Versicherung von Kampfhunden
Durch Medienberichte über Kampfhunde, die Personen angegriffen und schwer verletzt haben, sind diese Hunde in Verruf geraten und werden oft als gefährlich angesehen. Leider wird hierbei nicht berücksichtigt, dass gefährlich eigentlich der Mensch ist, nicht der Hund.

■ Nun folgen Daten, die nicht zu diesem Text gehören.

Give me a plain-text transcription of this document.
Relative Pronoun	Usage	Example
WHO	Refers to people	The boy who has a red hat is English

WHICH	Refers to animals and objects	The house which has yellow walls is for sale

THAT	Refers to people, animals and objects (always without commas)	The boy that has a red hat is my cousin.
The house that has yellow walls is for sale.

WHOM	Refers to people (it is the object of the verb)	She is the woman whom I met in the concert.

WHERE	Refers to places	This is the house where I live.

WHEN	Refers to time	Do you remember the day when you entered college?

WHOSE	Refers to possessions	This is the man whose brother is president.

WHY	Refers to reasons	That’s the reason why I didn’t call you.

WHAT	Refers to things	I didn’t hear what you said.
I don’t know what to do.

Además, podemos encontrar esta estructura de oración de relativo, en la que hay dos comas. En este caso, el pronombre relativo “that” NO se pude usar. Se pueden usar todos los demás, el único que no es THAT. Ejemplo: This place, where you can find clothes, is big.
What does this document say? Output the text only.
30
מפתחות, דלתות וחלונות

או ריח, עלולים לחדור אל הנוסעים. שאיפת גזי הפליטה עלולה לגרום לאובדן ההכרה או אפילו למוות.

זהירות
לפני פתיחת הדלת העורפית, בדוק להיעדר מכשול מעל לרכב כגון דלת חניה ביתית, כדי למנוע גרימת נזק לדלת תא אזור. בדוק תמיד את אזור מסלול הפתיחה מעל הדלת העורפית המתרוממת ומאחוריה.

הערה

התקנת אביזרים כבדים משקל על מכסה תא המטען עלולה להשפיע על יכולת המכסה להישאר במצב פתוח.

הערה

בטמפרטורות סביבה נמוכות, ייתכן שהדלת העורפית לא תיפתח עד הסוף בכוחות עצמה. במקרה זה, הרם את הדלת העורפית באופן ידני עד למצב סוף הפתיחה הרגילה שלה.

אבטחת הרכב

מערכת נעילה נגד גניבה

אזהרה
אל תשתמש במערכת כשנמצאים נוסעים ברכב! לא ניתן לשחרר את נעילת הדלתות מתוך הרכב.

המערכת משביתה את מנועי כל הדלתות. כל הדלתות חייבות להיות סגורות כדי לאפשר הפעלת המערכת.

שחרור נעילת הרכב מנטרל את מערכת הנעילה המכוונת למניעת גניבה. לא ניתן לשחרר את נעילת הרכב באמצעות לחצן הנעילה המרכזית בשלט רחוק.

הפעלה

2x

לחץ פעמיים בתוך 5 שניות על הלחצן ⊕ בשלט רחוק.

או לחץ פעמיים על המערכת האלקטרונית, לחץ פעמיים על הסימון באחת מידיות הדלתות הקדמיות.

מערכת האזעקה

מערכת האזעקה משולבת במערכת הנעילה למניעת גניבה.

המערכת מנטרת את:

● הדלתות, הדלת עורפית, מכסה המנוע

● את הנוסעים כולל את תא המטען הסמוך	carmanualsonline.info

Der Mensch ist derjenige, der den Hund falsch erzieht und dadurch aggressives Verhalten des Hundes provoziert. Aufgrund solcher Ereignisse haben einige Bundesländer bestimmte Landesverordnungen erlassen, wonach es Pflicht ist, eine Hundehaftpflichtversicherung abzuschließen. Dies trifft auf Hamburg, Berlin, Niedersachsen, Thüringen und Sachsen-Anhalt zu. Auch die Hundehaftpflichtversicherungen haben entspechend reagiert. Einige Versicherungen weigern sich zwischenzeitlich, Kampfhunde zu versichern, während einige andere höhere Prämien für Kampfhunde verlangen.
Kampfhunde durch eine passende Versicherung absichern
Jedes Bundesland definiert selbst bestimmte Kampfhunderassen. In der Regel gehören zu den Kampfhunden folgende Rassen bzw. Mischlinge aus diesen Rassen: Alano, American Bulldog, American Pit Bull Terrier, American Staffordshire Terrier, Argentinischer Mastiff, Aryan Molosser, Bandog, Belgischer Mastiff, Bordeaux Dogge, Boston Terrier, Bullmastiff, Bullterrier, Cane Corso, Dobermann, Dogo Argentino, Englischer Bulldog, Fila Brasileiro, Französischer Bulldog, Mastiff, Mastino Napoletano, Miniature Bull Terrier, Pit Bull, Rhodesian Ridgeback, Römischer Kampfhund, Rottweiler, Staffordshire Bull Terrier, Tibet Mastiff und Tosa Inu.